Namun, tantangan struktural masih menanti. Pertama, aksesibilitas transportasi ke kawasan sirkuit masih menjadi persoalan, terutama kemacetan pada hari puncak. Kedua, biaya logistik dan harga akomodasi saat event melonjak signifikan, menimbulkan persepsi eksklusivitas yang berpotensi menyingkirkan wisatawan menengah ke bawah. Ketiga, ketergantungan fiskal terhadap dukungan pusat dan BUMN masih tinggi, padahal kemandirian daerah menuntut diversifikasi sumber pembiayaan.
Dalam kerangka teori Joseph Schumpeter, pembangunan sejati lahir dari inovasi dan kemampuan beradaptasi terhadap perubahan. Pemerintah daerah harus berani berinovasi dalam skema pembiayaan, seperti public-private partnership untuk pengelolaan fasilitas pariwisata, serta memperkuat creative economy ecosystem yang bisa bertahan di luar momentum MotoGP.
Menjaga Momentum Ekonomi Pasca Event
Euforia MotoGP harus diterjemahkan menjadi strategi pembangunan jangka menengah. Percepatan realisasi belanja publik produktif—terutama infrastruktur jalan wisata, pasar rakyat, dan sentra UMKM—akan menjadi kunci menjaga momentum pertumbuhan. Di sisi lain, hilirisasi sektor agro-maritim seperti jagung, sapi, dan rumput laut perlu dipacu untuk memperkuat fondasi ekonomi riil masyarakat pesisir.
Selain itu, digitalisasi UMKM menjadi prioritas mutlak. Produk-produk unggulan NTB harus mampu menembus pasar nasional dan global melalui platform daring. Untuk itu, kolaborasi antara pemerintah, akademisi, pelaku usaha, dan komunitas perlu diwujudkan dalam bentuk task force percepatan ekonomi non-tambang yang bekerja lintas sektor.
Dari Mandalika untuk Indonesia Timur
MotoGP Mandalika 2025 telah membuktikan bahwa ekonomi NTB mampu bergerak maju tanpa terlalu bergantung pada tambang. Namun, keberlanjutan kemajuan itu tidak otomatis terjadi tanpa arah kebijakan yang jelas. Seperti diingatkan Paul Krugman, keunggulan ekonomi daerah tidak ditentukan oleh sumber daya yang dimiliki, melainkan oleh kemampuan memanfaatkan momentum dan membangun kolaborasi ekonomi yang saling menguntungkan.
MotoGP memberi NTB momentum tersebut.
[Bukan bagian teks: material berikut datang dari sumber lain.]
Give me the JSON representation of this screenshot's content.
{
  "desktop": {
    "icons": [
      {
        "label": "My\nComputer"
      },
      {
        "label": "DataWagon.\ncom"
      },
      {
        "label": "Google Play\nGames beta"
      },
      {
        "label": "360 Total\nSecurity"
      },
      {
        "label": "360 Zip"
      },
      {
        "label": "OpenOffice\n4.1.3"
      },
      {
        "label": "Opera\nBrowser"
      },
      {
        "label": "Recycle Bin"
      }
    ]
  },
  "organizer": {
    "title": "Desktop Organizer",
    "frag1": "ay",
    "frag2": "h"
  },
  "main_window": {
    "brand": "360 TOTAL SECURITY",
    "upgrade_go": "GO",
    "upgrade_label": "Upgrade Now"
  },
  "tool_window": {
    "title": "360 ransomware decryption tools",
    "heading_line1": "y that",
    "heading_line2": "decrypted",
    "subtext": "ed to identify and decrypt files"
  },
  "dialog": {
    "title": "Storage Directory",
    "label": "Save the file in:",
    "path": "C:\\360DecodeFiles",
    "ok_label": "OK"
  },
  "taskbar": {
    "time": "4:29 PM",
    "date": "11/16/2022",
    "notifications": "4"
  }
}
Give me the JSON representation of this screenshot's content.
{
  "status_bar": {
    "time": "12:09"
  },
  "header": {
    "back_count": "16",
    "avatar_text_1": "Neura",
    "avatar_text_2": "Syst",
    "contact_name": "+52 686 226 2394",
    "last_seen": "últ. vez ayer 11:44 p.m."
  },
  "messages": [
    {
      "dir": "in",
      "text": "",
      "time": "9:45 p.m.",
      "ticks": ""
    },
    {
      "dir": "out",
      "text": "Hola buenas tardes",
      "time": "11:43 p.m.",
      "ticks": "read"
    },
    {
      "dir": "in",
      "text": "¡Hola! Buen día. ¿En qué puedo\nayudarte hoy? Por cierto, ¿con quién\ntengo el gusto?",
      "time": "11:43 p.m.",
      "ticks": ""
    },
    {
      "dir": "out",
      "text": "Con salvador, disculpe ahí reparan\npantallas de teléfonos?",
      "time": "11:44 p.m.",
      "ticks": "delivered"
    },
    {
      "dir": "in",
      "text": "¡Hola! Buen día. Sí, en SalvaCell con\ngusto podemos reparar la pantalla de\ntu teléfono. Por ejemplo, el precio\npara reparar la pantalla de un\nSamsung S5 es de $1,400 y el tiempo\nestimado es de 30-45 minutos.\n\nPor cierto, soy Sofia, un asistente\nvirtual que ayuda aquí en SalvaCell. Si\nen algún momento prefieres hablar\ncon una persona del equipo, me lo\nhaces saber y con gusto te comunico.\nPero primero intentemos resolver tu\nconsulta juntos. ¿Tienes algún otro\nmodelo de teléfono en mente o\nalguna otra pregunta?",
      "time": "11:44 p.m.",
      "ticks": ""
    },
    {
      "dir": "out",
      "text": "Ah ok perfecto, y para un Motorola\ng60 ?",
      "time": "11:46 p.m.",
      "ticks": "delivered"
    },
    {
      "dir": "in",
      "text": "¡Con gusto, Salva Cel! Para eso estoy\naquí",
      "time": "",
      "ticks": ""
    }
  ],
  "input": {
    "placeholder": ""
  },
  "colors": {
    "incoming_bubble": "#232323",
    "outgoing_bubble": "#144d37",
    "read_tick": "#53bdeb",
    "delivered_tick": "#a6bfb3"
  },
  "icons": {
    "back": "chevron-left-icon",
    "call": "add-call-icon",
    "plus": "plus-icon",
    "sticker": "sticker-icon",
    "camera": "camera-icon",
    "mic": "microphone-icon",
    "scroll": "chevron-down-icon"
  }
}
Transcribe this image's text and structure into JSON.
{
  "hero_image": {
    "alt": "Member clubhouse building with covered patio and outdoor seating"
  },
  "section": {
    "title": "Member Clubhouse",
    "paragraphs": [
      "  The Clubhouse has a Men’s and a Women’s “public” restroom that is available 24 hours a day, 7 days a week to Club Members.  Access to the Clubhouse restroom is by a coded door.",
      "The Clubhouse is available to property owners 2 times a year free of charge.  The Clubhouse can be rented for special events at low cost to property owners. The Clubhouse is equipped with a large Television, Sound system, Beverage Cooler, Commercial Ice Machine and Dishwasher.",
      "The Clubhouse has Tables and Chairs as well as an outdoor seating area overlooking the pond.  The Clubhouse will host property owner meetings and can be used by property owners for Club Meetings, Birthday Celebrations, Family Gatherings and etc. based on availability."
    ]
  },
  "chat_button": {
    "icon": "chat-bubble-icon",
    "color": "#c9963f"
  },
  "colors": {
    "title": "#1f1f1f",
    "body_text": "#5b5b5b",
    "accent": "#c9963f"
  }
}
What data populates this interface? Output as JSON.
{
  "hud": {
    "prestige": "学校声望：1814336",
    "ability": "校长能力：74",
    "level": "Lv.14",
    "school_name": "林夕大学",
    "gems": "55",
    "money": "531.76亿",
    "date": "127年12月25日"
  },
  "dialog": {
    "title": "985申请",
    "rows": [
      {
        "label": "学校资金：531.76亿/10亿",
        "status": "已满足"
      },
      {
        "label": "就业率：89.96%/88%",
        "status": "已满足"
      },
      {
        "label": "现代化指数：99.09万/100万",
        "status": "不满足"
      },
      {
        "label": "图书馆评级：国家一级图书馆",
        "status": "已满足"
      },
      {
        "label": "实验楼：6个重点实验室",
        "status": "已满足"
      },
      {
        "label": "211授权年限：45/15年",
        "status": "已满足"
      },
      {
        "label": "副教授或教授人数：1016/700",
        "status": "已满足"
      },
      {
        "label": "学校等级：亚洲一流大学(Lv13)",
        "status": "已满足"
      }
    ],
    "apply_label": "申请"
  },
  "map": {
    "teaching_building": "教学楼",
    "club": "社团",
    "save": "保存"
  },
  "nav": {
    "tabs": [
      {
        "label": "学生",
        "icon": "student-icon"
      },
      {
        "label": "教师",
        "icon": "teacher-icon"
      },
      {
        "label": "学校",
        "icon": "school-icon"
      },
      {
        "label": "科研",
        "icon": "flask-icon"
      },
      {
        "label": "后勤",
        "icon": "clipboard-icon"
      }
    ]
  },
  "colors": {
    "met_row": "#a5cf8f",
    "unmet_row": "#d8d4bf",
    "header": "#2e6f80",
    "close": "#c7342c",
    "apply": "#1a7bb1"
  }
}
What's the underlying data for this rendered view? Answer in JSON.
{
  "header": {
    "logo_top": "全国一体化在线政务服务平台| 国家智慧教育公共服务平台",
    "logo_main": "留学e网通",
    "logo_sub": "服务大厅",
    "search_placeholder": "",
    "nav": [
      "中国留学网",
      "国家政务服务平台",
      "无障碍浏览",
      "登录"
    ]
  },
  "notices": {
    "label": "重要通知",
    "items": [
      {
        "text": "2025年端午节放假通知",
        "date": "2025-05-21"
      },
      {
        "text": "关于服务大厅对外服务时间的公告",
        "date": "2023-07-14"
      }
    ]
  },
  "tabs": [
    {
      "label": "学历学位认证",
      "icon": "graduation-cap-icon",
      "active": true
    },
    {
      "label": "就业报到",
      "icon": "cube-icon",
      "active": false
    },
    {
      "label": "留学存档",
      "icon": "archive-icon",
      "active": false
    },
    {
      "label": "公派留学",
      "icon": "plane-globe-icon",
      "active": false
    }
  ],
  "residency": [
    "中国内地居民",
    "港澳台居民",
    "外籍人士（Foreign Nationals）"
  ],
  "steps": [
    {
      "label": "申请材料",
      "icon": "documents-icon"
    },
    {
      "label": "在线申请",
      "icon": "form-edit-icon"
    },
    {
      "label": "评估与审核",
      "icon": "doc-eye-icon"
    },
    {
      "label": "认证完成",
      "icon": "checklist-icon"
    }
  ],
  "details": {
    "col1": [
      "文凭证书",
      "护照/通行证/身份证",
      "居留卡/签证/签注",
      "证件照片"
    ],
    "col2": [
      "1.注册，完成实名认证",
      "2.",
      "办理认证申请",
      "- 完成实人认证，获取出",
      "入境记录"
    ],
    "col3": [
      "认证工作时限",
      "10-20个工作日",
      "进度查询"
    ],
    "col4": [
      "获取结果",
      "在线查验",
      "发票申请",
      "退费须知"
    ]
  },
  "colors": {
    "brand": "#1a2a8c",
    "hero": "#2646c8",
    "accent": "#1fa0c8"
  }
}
Kini, tugas kita adalah memastikan energi ekonomi itu tidak berhenti di garis finis. Tahun 2025 bisa disebut sebagai tahun pembuktian, tetapi 2026 harus menjadi tahun konsolidasi—tahun di mana NTB memperkuat fondasi ekonomi berbasis inovasi, pemerataan, dan kemandirian.
Mandalika tidak boleh berhenti sebagai sirkuit kebanggaan; ia harus menjadi laboratorium ekonomi rakyat, tempat lahirnya model pembangunan daerah yang inklusif dan berkelanjutan untuk Indonesia Timur. (*)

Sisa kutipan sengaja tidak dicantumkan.